4.Waardering van het bewijs

4.1.
Bewezenverklaring van de feiten 5, 6 en 9 zonder nadere motivering
Het onder 5, 6 en 9 ten laste gelegde is door de verdachte bekend. Deze feiten zullen zonder nadere bespreking bewezen worden verklaard.
4.2
Partiële vrijspraak feiten 1 en 3
Met de verdediging wordt geoordeeld dat de verdachte moet worden vrijgesproken van het onder 1 tenlastegelegde “Blijf hier wachten totdat ik voorbij de gele auto ben, anders steek ik jullie alsnog” en voor zover onder 3 is tenlastegelegd dat de verdachte het mes boven het hoofd van de aangever heeft gehouden.
4.3
Bewijsverweren feiten 2, 4, 7 en 8
Feit 2
De verdediging heeft vrijspraak bepleit van de afpersing van de aangever [naam slachtoffer 1] . Daartoe is betoogd dat de aangever pas een mes heeft gezien nadat de verdachte had gezegd dat hij zijn fiets moest geven en dat het tonen van dat mes dus niet als bedreiging met geweld kan worden gekwalificeerd.

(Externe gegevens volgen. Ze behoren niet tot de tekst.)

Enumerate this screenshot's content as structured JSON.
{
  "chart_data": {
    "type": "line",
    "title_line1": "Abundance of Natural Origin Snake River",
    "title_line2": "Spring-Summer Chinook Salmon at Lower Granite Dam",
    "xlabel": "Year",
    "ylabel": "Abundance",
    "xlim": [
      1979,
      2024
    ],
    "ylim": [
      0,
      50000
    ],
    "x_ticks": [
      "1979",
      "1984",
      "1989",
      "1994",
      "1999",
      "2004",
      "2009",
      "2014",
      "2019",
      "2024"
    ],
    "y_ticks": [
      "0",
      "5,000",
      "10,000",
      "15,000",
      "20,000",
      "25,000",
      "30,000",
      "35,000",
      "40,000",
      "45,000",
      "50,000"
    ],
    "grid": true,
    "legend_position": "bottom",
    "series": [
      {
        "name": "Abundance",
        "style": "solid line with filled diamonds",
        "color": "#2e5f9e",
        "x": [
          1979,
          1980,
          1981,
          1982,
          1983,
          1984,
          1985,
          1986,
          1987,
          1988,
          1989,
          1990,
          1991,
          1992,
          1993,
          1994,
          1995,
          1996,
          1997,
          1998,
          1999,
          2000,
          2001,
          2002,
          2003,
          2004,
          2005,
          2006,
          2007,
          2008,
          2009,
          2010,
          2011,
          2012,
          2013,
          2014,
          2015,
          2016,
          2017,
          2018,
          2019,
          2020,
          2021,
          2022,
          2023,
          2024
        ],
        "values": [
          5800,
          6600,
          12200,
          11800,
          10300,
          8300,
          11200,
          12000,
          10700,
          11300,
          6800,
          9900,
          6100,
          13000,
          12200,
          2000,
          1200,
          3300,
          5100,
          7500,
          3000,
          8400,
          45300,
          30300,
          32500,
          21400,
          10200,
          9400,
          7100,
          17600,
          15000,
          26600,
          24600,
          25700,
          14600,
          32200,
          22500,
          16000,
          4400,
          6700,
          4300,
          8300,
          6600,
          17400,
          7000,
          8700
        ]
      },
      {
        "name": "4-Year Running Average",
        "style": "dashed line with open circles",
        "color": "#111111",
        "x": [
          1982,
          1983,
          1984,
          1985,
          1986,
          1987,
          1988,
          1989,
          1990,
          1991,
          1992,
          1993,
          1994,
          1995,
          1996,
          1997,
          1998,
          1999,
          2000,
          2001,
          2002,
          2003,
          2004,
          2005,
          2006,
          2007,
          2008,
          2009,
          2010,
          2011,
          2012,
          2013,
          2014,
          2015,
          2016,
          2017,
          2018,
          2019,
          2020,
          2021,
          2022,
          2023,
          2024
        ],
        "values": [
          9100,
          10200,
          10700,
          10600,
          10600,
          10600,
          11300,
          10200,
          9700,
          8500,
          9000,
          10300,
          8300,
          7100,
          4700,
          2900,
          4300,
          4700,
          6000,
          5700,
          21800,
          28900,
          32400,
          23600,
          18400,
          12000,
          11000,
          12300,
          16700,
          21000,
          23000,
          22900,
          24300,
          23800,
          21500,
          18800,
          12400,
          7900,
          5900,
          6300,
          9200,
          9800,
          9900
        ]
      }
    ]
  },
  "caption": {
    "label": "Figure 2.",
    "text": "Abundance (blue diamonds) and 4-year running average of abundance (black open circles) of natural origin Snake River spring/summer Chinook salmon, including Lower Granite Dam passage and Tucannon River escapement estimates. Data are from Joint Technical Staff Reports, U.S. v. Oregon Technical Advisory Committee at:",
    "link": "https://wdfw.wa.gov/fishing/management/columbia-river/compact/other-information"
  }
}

Door de aangever is verklaard dat hij schrok van de opmerking, maar nog meer schrok van het mes en dat hij vanwege die bedreiging met dat mes en de wijze waarop de verdachte hem aansprak zijn fiets heeft afgegeven. Hieruit kan niet anders worden geconcludeerd dan dat de aanwezigheid van het mes in belangrijke mate heeft bijgedragen aan de dreigende situatie waardoor de aangever is gedwongen tot afgifte van de fiets. Omdat, gelet ook op de bekennende verklaring van de verdachte, niet getwijfeld wordt aan de juistheid van de aangifte, wordt het verweer verworpen.
Feit 4
Door de verdediging is vrijspraak bepleit van het onder het tweede, derde en vierde gedachtestreepje ten laste gelegde. De verdachte heeft ter terechtzitting ontkend te hebben gezegd “Ik steek je. Ik steek je”, stekende bewegingen te hebben gemaakt in de richting van aangeefster [naam aangeefster 7] en te hebben gestoken in het been van getuige [naam slachtoffer 6] . Hij werd, zo is verklaard, op een gegeven moment van achteren besprongen, waardoor hij ten val is gekomen en een worsteling is ontstaan. In deze hectische situatie moeten, aldus de verdediging, de aangeefster en de getuige onbewust gewond zijn geraakt.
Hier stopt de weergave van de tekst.